Do you not know that all of us who have been baptized into Christ Jesus were baptized into his death? We were buried therefore with him by baptism into death, in order that, just as Christ was raised from the dead by the glory of the Father, we too might walk in newness of life. For if we have been united with him in a death like his, we shall certainly be united with him in a resurrection like his. We know that our old self was crucified with him in order that the body of sin might be brought to nothing, so that we would no longer be enslaved to sin. For one who has died has been set free from sin. (Romans 6:3-7 ESV)
We must die with Jesus in order to live with Him. This happens when we are baptized into His death. We are then raised to walk in a new life. We are saved from this death of sin and being enemies of God and are given real life, where we are friends with God.
This must be done in faith. Remember how Abraham was called a friend of God because He believed God? The same is true for us–the action of baptism without faith in God’s promise of forgiving us does no good.

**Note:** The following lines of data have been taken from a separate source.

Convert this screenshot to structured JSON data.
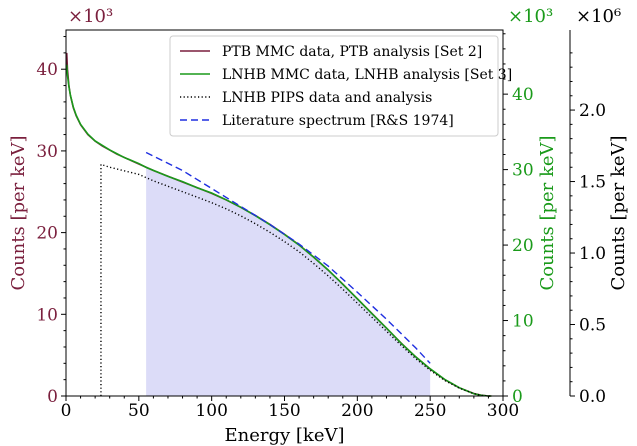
{
  "chart_data": {
    "type": "line",
    "xlabel": "Energy [keV]",
    "xlim": [
      0,
      300
    ],
    "xticks": [
      0,
      50,
      100,
      150,
      200,
      250,
      300
    ],
    "axes": {
      "left": {
        "label": "Counts [per keV]",
        "multiplier": "×10³",
        "lim": [
          0,
          44.8
        ],
        "ticks": [
          0,
          10,
          20,
          30,
          40
        ],
        "color": "#7a1f3d"
      },
      "right1": {
        "label": "Counts [per keV]",
        "multiplier": "×10³",
        "lim": [
          0,
          48.5
        ],
        "ticks": [
          0,
          10,
          20,
          30,
          40
        ],
        "color": "#1a9a1a"
      },
      "right2": {
        "label": "Counts [per keV]",
        "multiplier": "×10⁶",
        "lim": [
          0,
          2.56
        ],
        "ticks": [
          0.0,
          0.5,
          1.0,
          1.5,
          2.0
        ],
        "tick_labels": [
          "0.0",
          "0.5",
          "1.0",
          "1.5",
          "2.0"
        ],
        "color": "#000000"
      }
    },
    "legend_position": "top-right",
    "series": [
      {
        "name": "PTB MMC data, PTB analysis [Set 2]",
        "color": "#7a1f3d",
        "style": "solid",
        "axis": "left",
        "x": [
          0.5,
          1,
          2,
          3,
          5,
          7,
          10,
          15,
          20,
          25,
          30,
          35,
          40,
          45,
          50,
          55,
          60,
          70,
          80,
          90,
          100,
          110,
          120,
          130,
          140,
          150,
          160,
          170,
          180,
          190,
          200,
          210,
          220,
          230,
          240,
          250,
          260,
          270,
          280,
          285,
          290,
          292
        ],
        "y": [
          42.0,
          40.0,
          38.0,
          36.8,
          35.3,
          34.3,
          33.2,
          32.0,
          31.2,
          30.6,
          30.1,
          29.6,
          29.2,
          28.8,
          28.4,
          28.0,
          27.6,
          26.9,
          26.2,
          25.5,
          24.8,
          24.0,
          23.1,
          22.1,
          21.0,
          19.8,
          18.5,
          17.0,
          15.4,
          13.7,
          11.9,
          10.1,
          8.3,
          6.5,
          4.8,
          3.3,
          2.0,
          1.0,
          0.3,
          0.1,
          0.0,
          0.0
        ]
      },
      {
        "name": "LNHB MMC data, LNHB analysis [Set 3]",
        "color": "#1a9a1a",
        "style": "solid",
        "axis": "right1",
        "x": [
          0.5,
          1,
          2,
          3,
          5,
          7,
          10,
          15,
          20,
          25,
          30,
          35,
          40,
          45,
          50,
          55,
          60,
          70,
          80,
          90,
          100,
          110,
          120,
          130,
          140,
          150,
          160,
          170,
          180,
          190,
          200,
          210,
          220,
          230,
          240,
          250,
          260,
          270,
          280,
          285,
          290,
          292
        ],
        "y": [
          43.9,
          42.5,
          41.0,
          39.9,
          38.3,
          37.2,
          36.0,
          34.7,
          33.8,
          33.2,
          32.6,
          32.1,
          31.6,
          31.2,
          30.8,
          30.3,
          29.9,
          29.1,
          28.4,
          27.6,
          26.9,
          26.0,
          25.0,
          23.9,
          22.7,
          21.4,
          20.0,
          18.4,
          16.7,
          14.8,
          12.9,
          10.9,
          9.0,
          7.0,
          5.2,
          3.6,
          2.2,
          1.1,
          0.3,
          0.1,
          0.0,
          0.0
        ]
      },
      {
        "name": "LNHB PIPS data and analysis",
        "color": "#000000",
        "style": "dotted",
        "axis": "right2",
        "x": [
          24,
          24,
          30,
          40,
          50,
          60,
          70,
          80,
          90,
          100,
          110,
          120,
          130,
          140,
          150,
          160,
          170,
          180,
          190,
          200,
          210,
          220,
          230,
          240,
          250,
          260,
          270,
          280,
          285,
          290,
          292
        ],
        "y": [
          0.0,
          1.62,
          1.6,
          1.575,
          1.55,
          1.505,
          1.467,
          1.429,
          1.391,
          1.352,
          1.309,
          1.26,
          1.205,
          1.145,
          1.08,
          1.009,
          0.927,
          0.84,
          0.747,
          0.649,
          0.551,
          0.453,
          0.355,
          0.262,
          0.18,
          0.109,
          0.055,
          0.016,
          0.005,
          0.0,
          0.0
        ]
      },
      {
        "name": "Literature spectrum [R&S 1974]",
        "color": "#1f2fe0",
        "style": "dashed",
        "axis": "left",
        "x": [
          55,
          80,
          100,
          120,
          140,
          160,
          180,
          200,
          220,
          240,
          250
        ],
        "y": [
          29.8,
          27.6,
          25.4,
          23.2,
          21.0,
          18.6,
          15.9,
          12.7,
          9.4,
          5.9,
          4.0
        ]
      }
    ],
    "shaded_region": {
      "x": [
        55,
        250
      ],
      "color": "#dcdcf8"
    }
  }
}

Baptism, which corresponds to this, now saves you, not as a removal of dirt from the body but as an appeal to God for a good conscience, through the resurrection of Jesus Christ, (1 Peter 3:21 ESV)
Do you want real life and friendship with God? Die. Die to sin. Put your faith in Christ, confess Him before men, repenting of your sins, and be buried with Him in baptism into His death that provides forgiveness. Only then can you be God’s friend and start walking with Him and building this eternal relationship day by day.